Seventy percent of Seattle’s land is comprised of single family homes. With 1,000 people moving to the area each week, supply has not kept up with demand, driving up costs. The city’s median home price is $820,000.

Seattle officials will tell you they’ve done too little, too late. A-P Hurd, author of The Carbon Efficient City and president of real estate firm, Skipstone, explained why. “Change is hard,” she said. “It’s hard for people to love what they can’t see.”

Seattle recently adopted mandatory inclusionary zoning, requiring developers to build affordable units or pay a fee in lieu. (This is not a legal option in North Carolina.) Additionally, leaders encouraged us to build denser, and revise zoning rules to permit “missing middle” housing – duplexes, townhomes, quads, condos – in single-family zoning districts.

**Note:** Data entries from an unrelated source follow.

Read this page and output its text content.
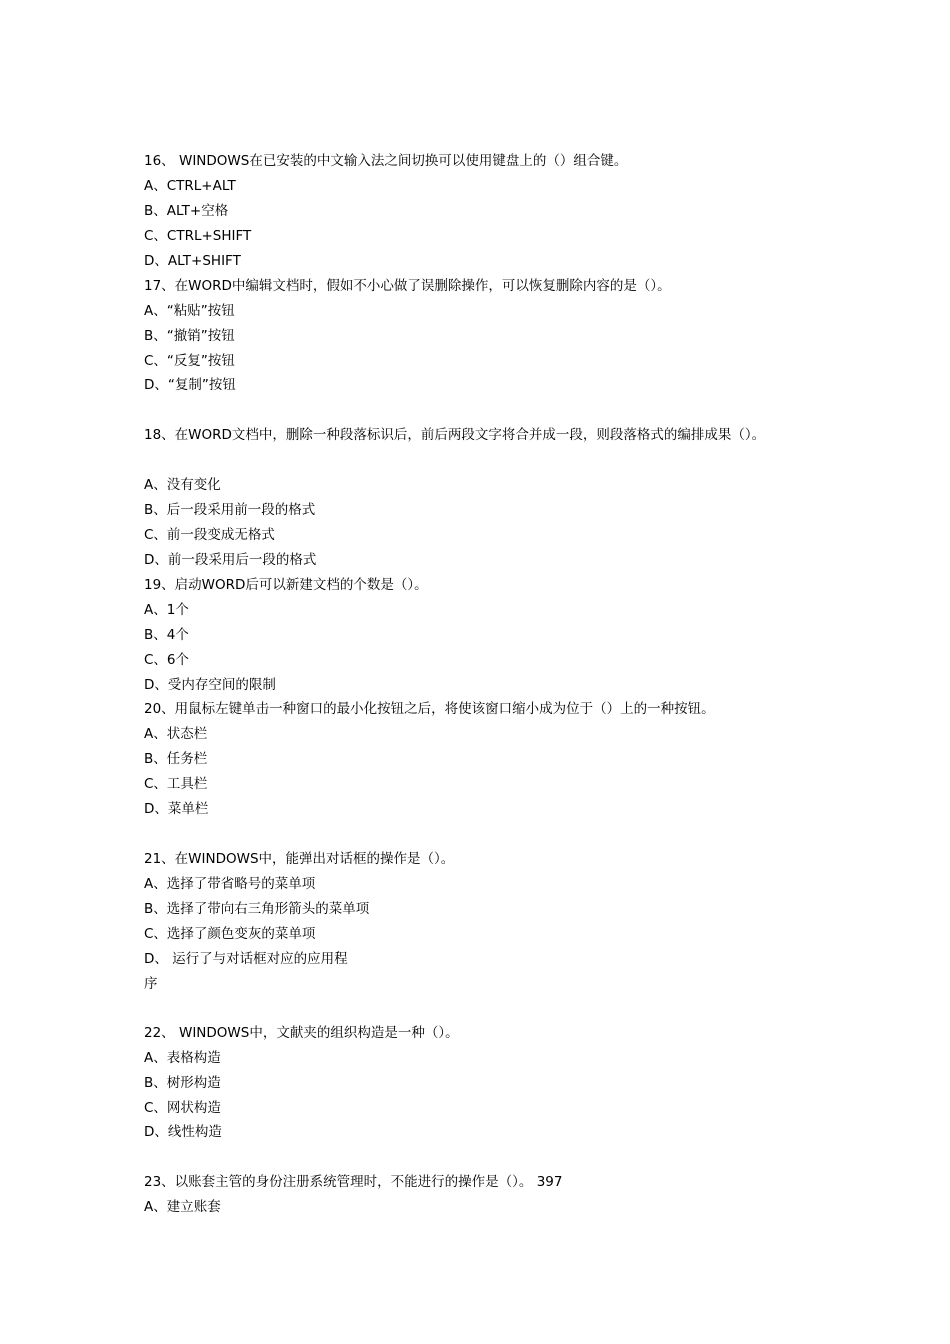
16、 WINDOWS在已安装的中文输入法之间切换可以使用键盘上的（）组合键。
A、CTRL+ALT
B、ALT+空格
C、CTRL+SHIFT
D、ALT+SHIFT
17、在WORD中编辑文档时，假如不小心做了误删除操作，可以恢复删除内容的是（）。
A、“粘贴”按钮
B、“撤销”按钮
C、“反复”按钮
D、“复制”按钮
18、在WORD文档中，删除一种段落标识后，前后两段文字将合并成一段，则段落格式的编排成果（）。
A、没有变化
B、后一段采用前一段的格式
C、前一段变成无格式
D、前一段采用后一段的格式
19、启动WORD后可以新建文档的个数是（）。
A、1个
B、4个
C、6个
D、受内存空间的限制
20、用鼠标左键单击一种窗口的最小化按钮之后，将使该窗口缩小成为位于（）上的一种按钮。
A、状态栏
B、任务栏
C、工具栏
D、菜单栏
21、在WINDOWS中，能弹出对话框的操作是（）。
A、选择了带省略号的菜单项
B、选择了带向右三角形箭头的菜单项
C、选择了颜色变灰的菜单项
D、 运行了与对话框对应的应用程
序
22、 WINDOWS中，文献夹的组织构造是一种（）。
A、表格构造
B、树形构造
C、网状构造
D、线性构造
23、以账套主管的身份注册系统管理时，不能进行的操作是（）。 397
A、建立账套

Seattle allows accessory dwelling units (a hot topic here) but leaders said they are not a viable solution for their community. It costs about $300,000 to build a 1,000-square- foot unit in Seattle – triple the cost of Wake.

“My big takeaway is ‘plan, plan, plan,’” said Raleigh Mayor Nancy McFarlane. She said the smartest thing we can do to address affordability is increase the number of housing units available – a sentiment echoed by Seattle officials.

Major League Soccer

Participants attended a Seattle Sounders game, along with 45,000 enthusiastic fans. Raleigh is currently vying for an MLS franchise, which made the experience particularly relevant. The team’s leadership offered the following advice: build your stadium downtown, and remember, it’s not just about the game.

The Sounders have worked with the community on important issues such as neighborhood revitalization, historic preservation, economic development, and job creation. For example, they chose to hire neighboring restaurants to provide food at Sounders games instead of a national franchise – a win for local restaurants. And the Sounders charitable arm is building soccer playgrounds throughout the city that are free and accessible to disadvantaged communities.

What’s Next?

If we learned anything in Seattle, it’s that leadership matters. Let’s act with urgency to face the challenges of growth and mobility. Let’s embrace change, even if we fear it. And let’s work in partnership – businesses leaders and elected officials – to move our region forward. As we learned in Seattle, it’s never too soon to take action.

Mary-Ann Baldwin served as a member of the Raleigh City Council from 2007-2017.